Die Ergebnisse seiner Studie fielen sehr unterschiedlich aus: Während die Gesellschaft im Iran religiös eher tolerant ist, war dies in Saudi-Arabien häufig nicht der Fall. Kokew veröffentlichte seine Analysen kürzlich in dem Buch "Annäherung an Toleranz".
"Es ging mir um die Toleranz innerhalb des Islams sowie zwischen Muslimen und Nichtmuslimen in religiösen, politischen und anderen Bereichen des Lebens", erklärt Kokew, dessen Dissertation von Prof. Dr. Hans-Georg Ebert vom Lehrstuhl Islamisches Recht an der Universität Leipzig wissenschaftlich betreut wurde. Er verglich Interpretationen aus dem Iran und Irak, Saudi-Arabien sowie Bahrein miteinander und kam unter anderem zu dem Schluss, dass es "vor allem im Iran jenseits der politischen und rechtlichen Ebene eine stark ausgeprägte religiöse Toleranz auf gesellschaftlicher Ebene gibt".
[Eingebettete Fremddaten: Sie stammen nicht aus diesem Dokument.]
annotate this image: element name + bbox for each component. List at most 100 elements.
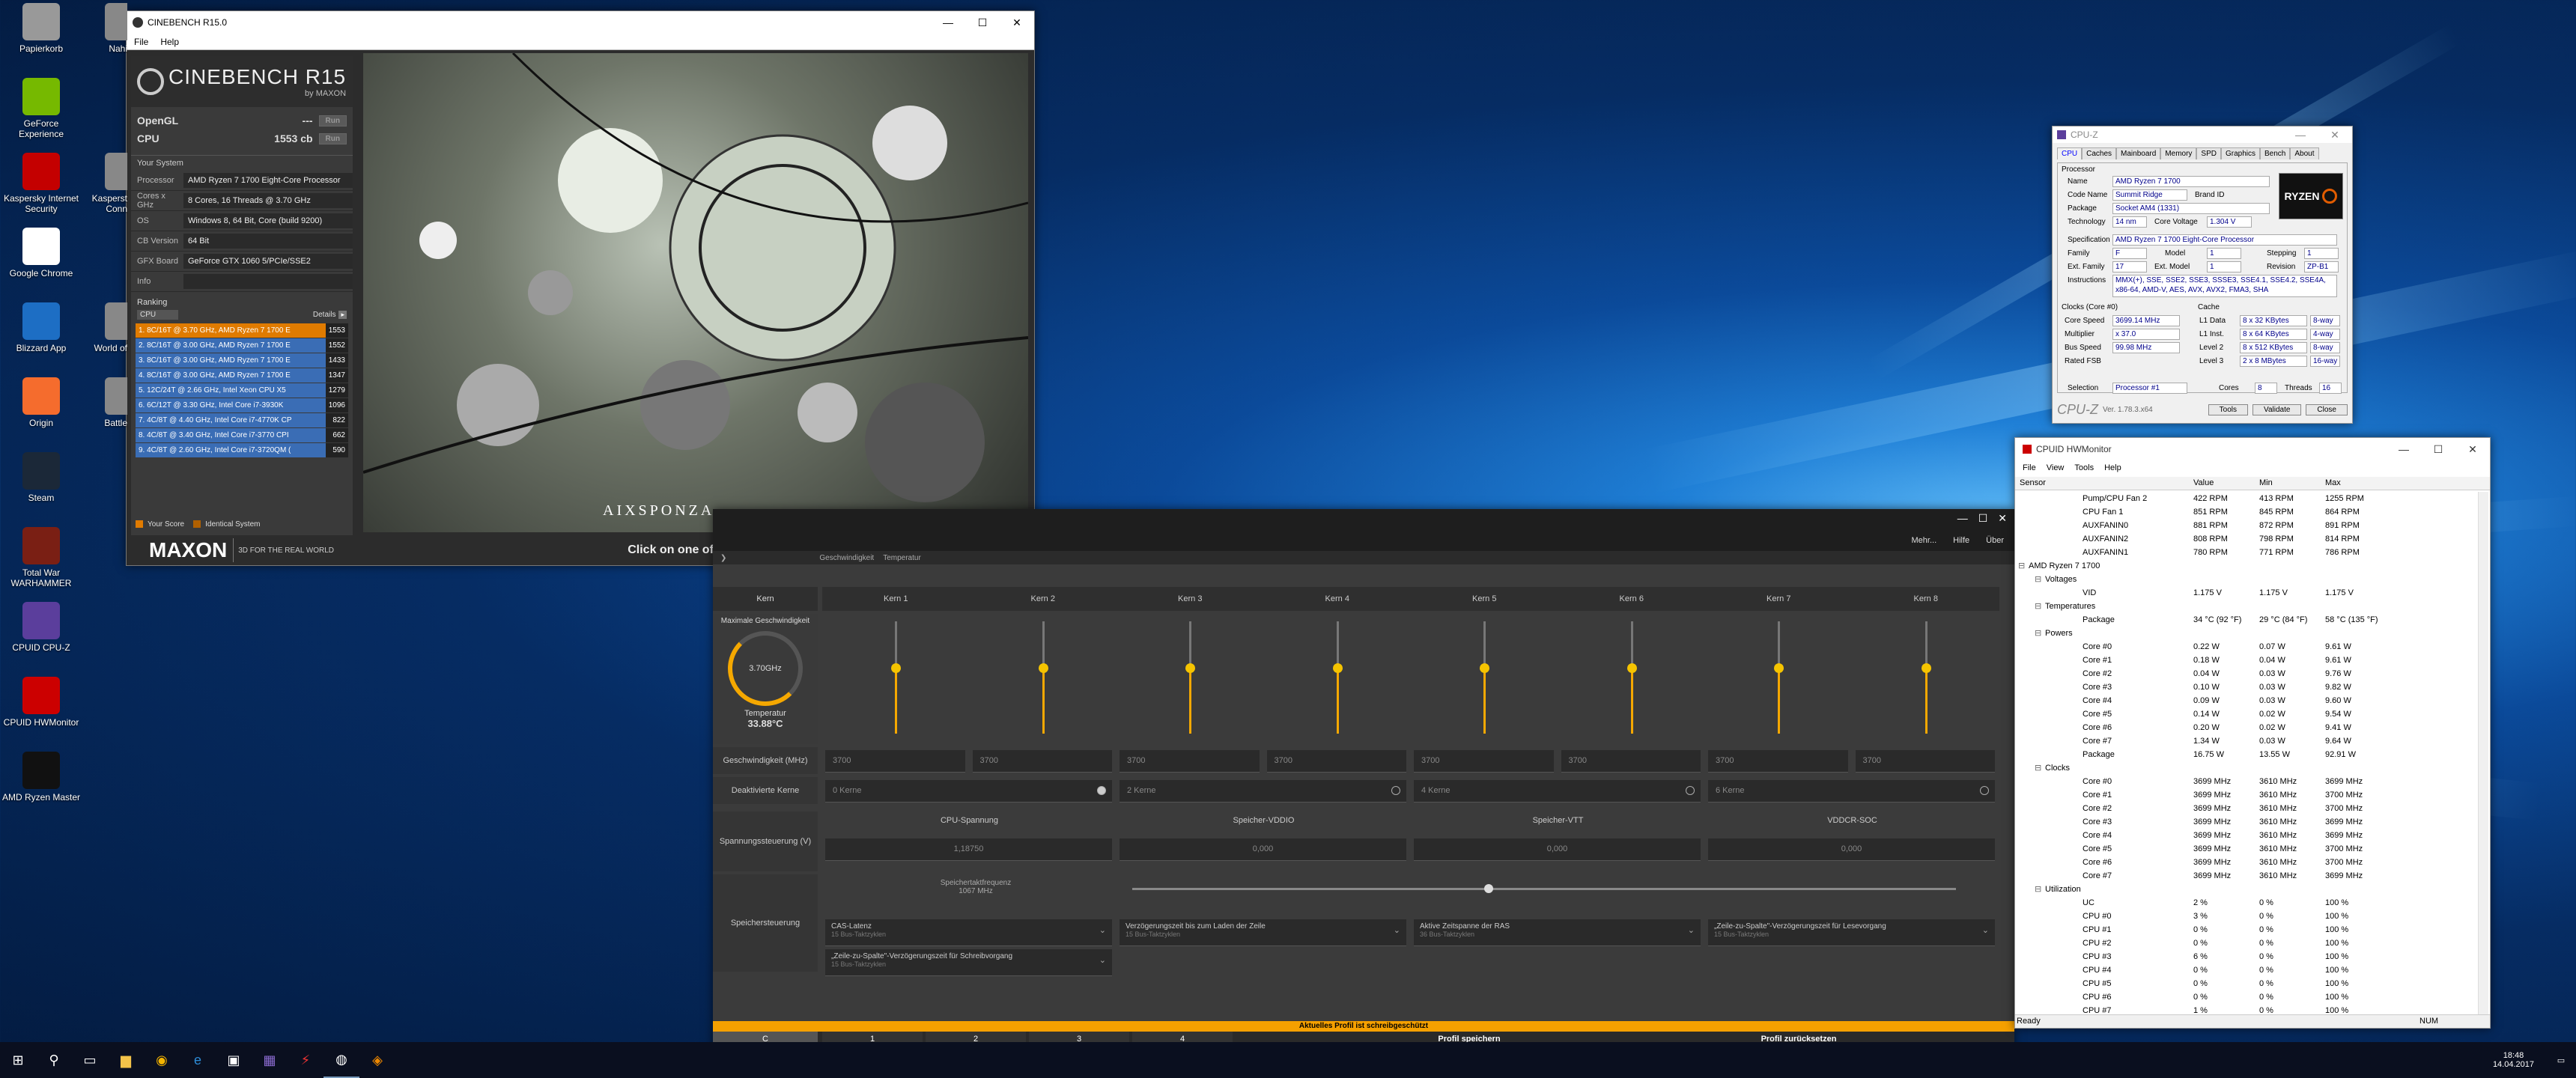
ryzen-master-window[interactable]: — ☐ ✕ Mehr... Hilfe Über ❯ Geschwindigkeit… [713, 509, 2014, 1059]
notification-icon[interactable]: ▭ [2546, 1056, 2576, 1065]
desktop-icon[interactable]: Total War WARHAMMER [0, 527, 82, 588]
maximize-icon[interactable]: ☐ [2421, 443, 2455, 456]
desktop-icon[interactable]: Google Chrome [0, 228, 82, 278]
tab-graphics[interactable]: Graphics [2220, 147, 2260, 159]
sensor-row[interactable]: Core #4 0.09 W 0.03 W 9.60 W [2015, 694, 2479, 707]
sensor-row[interactable]: Core #2 0.04 W 0.03 W 9.76 W [2015, 667, 2479, 680]
desktop-icon[interactable]: Blizzard App [0, 302, 82, 353]
col-sensor[interactable]: Sensor [2020, 478, 2046, 487]
core-speed-slider[interactable] [1185, 621, 1196, 734]
core-speed-input[interactable]: 3700 [1708, 750, 1848, 773]
slider-knob[interactable] [1480, 663, 1490, 673]
minimize-icon[interactable]: — [2283, 129, 2318, 141]
memory-timing-select[interactable]: Verzögerungszeit bis zum Laden der Zeile… [1120, 919, 1406, 946]
desktop-icon[interactable]: Battle [82, 377, 127, 428]
chevron-down-icon[interactable]: ⌄ [1099, 925, 1106, 935]
sensor-row[interactable]: Core #1 3699 MHz 3610 MHz 3700 MHz [2015, 788, 2479, 802]
tab-spd[interactable]: SPD [2196, 147, 2221, 159]
details-button[interactable]: Details [313, 311, 336, 319]
sensor-row[interactable]: Package 16.75 W 13.55 W 92.91 W [2015, 748, 2479, 761]
sensor-row[interactable]: Core #4 3699 MHz 3610 MHz 3699 MHz [2015, 829, 2479, 842]
slider-knob[interactable] [1921, 663, 1931, 673]
core-speed-slider[interactable] [1480, 621, 1490, 734]
tree-toggle-icon[interactable]: ⊟ [2035, 627, 2041, 640]
sensor-row[interactable]: ⊟ Temperatures [2015, 600, 2479, 613]
desktop-icon[interactable]: CPUID HWMonitor [0, 677, 82, 728]
more-link[interactable]: Mehr... [1912, 536, 1937, 545]
slider-knob[interactable] [1332, 663, 1343, 673]
ranking-row[interactable]: 6. 6C/12T @ 3.30 GHz, Intel Core i7-3930… [136, 398, 348, 412]
explorer-icon[interactable]: ▆ [108, 1042, 144, 1078]
sensor-row[interactable]: VID 1.175 V 1.175 V 1.175 V [2015, 586, 2479, 600]
close-icon[interactable]: ✕ [2455, 443, 2490, 456]
memory-timing-select[interactable]: Aktive Zeitspanne der RAS 36 Bus-Taktzykl… [1414, 919, 1701, 946]
ranking-row[interactable]: 2. 8C/16T @ 3.00 GHz, AMD Ryzen 7 1700 E… [136, 338, 348, 353]
disabled-cores-option[interactable]: 0 Kerne [825, 780, 1112, 803]
sensor-row[interactable]: Core #7 3699 MHz 3610 MHz 3699 MHz [2015, 869, 2479, 883]
memory-clock-slider[interactable] [1132, 884, 1956, 893]
cpuz-titlebar[interactable]: CPU-Z — ✕ [2053, 127, 2352, 143]
memory-timing-select[interactable]: CAS-Latenz 15 Bus-Taktzyklen ⌄ [825, 919, 1112, 946]
core-speed-input[interactable]: 3700 [1266, 750, 1406, 773]
desktop-icon[interactable]: Kaspersky Internet Security [0, 153, 82, 214]
sensor-row[interactable]: ⊟ Utilization [2015, 883, 2479, 896]
sensor-row[interactable]: CPU #7 1 % 0 % 100 % [2015, 1004, 2479, 1014]
memory-timing-select[interactable]: „Zeile-zu-Spalte"-Verzögerungszeit für L… [1708, 919, 1995, 946]
start-windows-icon[interactable]: ⊞ [0, 1042, 36, 1078]
maximize-icon[interactable]: ☐ [965, 16, 1000, 29]
menu-file[interactable]: File [134, 37, 148, 47]
sensor-row[interactable]: Package 34 °C (92 °F) 29 °C (84 °F) 58 °C (… [2015, 613, 2479, 627]
sensor-row[interactable]: ⊟ AMD Ryzen 7 1700 [2015, 559, 2479, 573]
sensor-row[interactable]: CPU #6 0 % 0 % 100 % [2015, 990, 2479, 1004]
col-min[interactable]: Min [2259, 478, 2273, 487]
close-button[interactable]: Close [2306, 404, 2348, 415]
menu-tools[interactable]: Tools [2074, 463, 2094, 472]
core-speed-input[interactable]: 3700 [1561, 750, 1701, 773]
minimize-icon[interactable]: — [2387, 443, 2421, 455]
desktop-icon[interactable]: Steam [0, 452, 82, 503]
chevron-down-icon[interactable]: ⌄ [1099, 955, 1106, 965]
store-icon[interactable]: ▣ [216, 1042, 252, 1078]
sensor-row[interactable]: Core #6 0.20 W 0.02 W 9.41 W [2015, 721, 2479, 734]
desktop-icon[interactable]: CPUID CPU-Z [0, 602, 82, 653]
ranking-row[interactable]: 5. 12C/24T @ 2.66 GHz, Intel Xeon CPU X5… [136, 383, 348, 398]
core-speed-input[interactable]: 3700 [825, 750, 965, 773]
sensor-row[interactable]: CPU #5 0 % 0 % 100 % [2015, 977, 2479, 990]
tab-speed[interactable]: Geschwindigkeit [819, 554, 874, 562]
sensor-row[interactable]: AUXFANIN0 881 RPM 872 RPM 891 RPM [2015, 519, 2479, 532]
tree-toggle-icon[interactable]: ⊟ [2018, 559, 2025, 573]
cinebench-window[interactable]: CINEBENCH R15.0 — ☐ ✕ File Help CINEBENC… [126, 10, 1035, 566]
tab-caches[interactable]: Caches [2082, 147, 2117, 159]
core-speed-slider[interactable] [891, 621, 902, 734]
tab-cpu[interactable]: CPU [2057, 147, 2083, 159]
disabled-cores-option[interactable]: 2 Kerne [1120, 780, 1406, 803]
ranking-row[interactable]: 4. 8C/16T @ 3.00 GHz, AMD Ryzen 7 1700 E… [136, 368, 348, 383]
validate-button[interactable]: Validate [2253, 404, 2302, 415]
menu-file[interactable]: File [2023, 463, 2036, 472]
core-speed-slider[interactable] [1332, 621, 1343, 734]
ranking-row[interactable]: 8. 4C/8T @ 3.40 GHz, Intel Core i7-3770 … [136, 428, 348, 442]
sensor-row[interactable]: Core #0 3699 MHz 3610 MHz 3699 MHz [2015, 775, 2479, 788]
radio-icon[interactable] [1980, 786, 1989, 795]
sensor-row[interactable]: Core #2 3699 MHz 3610 MHz 3700 MHz [2015, 802, 2479, 815]
tree-toggle-icon[interactable]: ⊟ [2035, 883, 2041, 896]
voltage-input[interactable]: 1,18750 [825, 838, 1112, 861]
sensor-row[interactable]: Core #5 3699 MHz 3610 MHz 3700 MHz [2015, 842, 2479, 856]
chevron-down-icon[interactable]: ⌄ [1688, 925, 1695, 935]
sensor-row[interactable]: Core #0 0.22 W 0.07 W 9.61 W [2015, 640, 2479, 654]
menu-view[interactable]: View [2047, 463, 2065, 472]
sensor-row[interactable]: ⊟ Voltages [2015, 573, 2479, 586]
core-speed-input[interactable]: 3700 [1414, 750, 1554, 773]
ranking-row[interactable]: 3. 8C/16T @ 3.00 GHz, AMD Ryzen 7 1700 E… [136, 353, 348, 368]
hwmonitor-taskbar-icon[interactable]: ⚡ [288, 1042, 323, 1078]
cpu-run-button[interactable]: Run [318, 133, 347, 144]
radio-icon[interactable] [1391, 786, 1400, 795]
search-icon[interactable]: ⚲ [36, 1042, 72, 1078]
sensor-row[interactable]: CPU #4 0 % 0 % 100 % [2015, 963, 2479, 977]
scrollbar[interactable] [2478, 492, 2488, 1014]
cinebench-taskbar-icon[interactable]: ◍ [323, 1042, 359, 1078]
sensor-row[interactable]: AUXFANIN1 780 RPM 771 RPM 786 RPM [2015, 546, 2479, 559]
slider-knob[interactable] [891, 663, 902, 673]
sensor-row[interactable]: ⊟ Clocks [2015, 761, 2479, 775]
sensor-row[interactable]: CPU #3 6 % 0 % 100 % [2015, 950, 2479, 963]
Dagegen sei diese in Saudi-Arabien innerhalb der untersuchten Länder am geringsten ausgeprägt. "Das Herrscherhaus dort ist sehr intolerant gegenüber der politischen Opposition. Man kann in Saudi-Arabien ein massives Problem bekommen, wenn man sich als Nicht-Moslem outet", erläutert Kokew, dessen Buch im Ergon-Verlag erschienen ist.
In anderen Ländern wie Syrien oder dem Irak habe es bis vor dem Ausbruch der Kriege trotz der diktatorischen Systeme eine große religiöse Toleranz gegeben, stellte der Islam-Experte fest. Jetzt sei in beiden Ländern der Terror an der Tagesordnung. Deshalb seien diese Staaten für radikale Gruppierungen wie der "Islamische Staat" (IS) eine leichte Beute. Das Hauptproblem hierbei ist seiner Ansicht nach die "Vormacht des politischen Islamismus", den Kokew als "Produkt der Moderne" bezeichnet.
Generell würden die Begriffe Freiheit und religiöse Toleranz in den meisten muslimischen Staaten nicht so ausgelegt wie in Deutschland. "In meinen Forschungen hat sich aber gezeigt, wie viele Grundlagen es in der muslimischen Tradition gibt, die Toleranz über Duldung hinaus als Repsekt und Anerkennung zulassen", resümiert er.
Kokew hatte im Jahr 2009 mit den Forschungen für seine Dissertation begonnen und diese im vergangenen Jahr abgeschlossen. Heute ist er an der Universität Erlangen-Nürnberg wissenschaftlich tätig.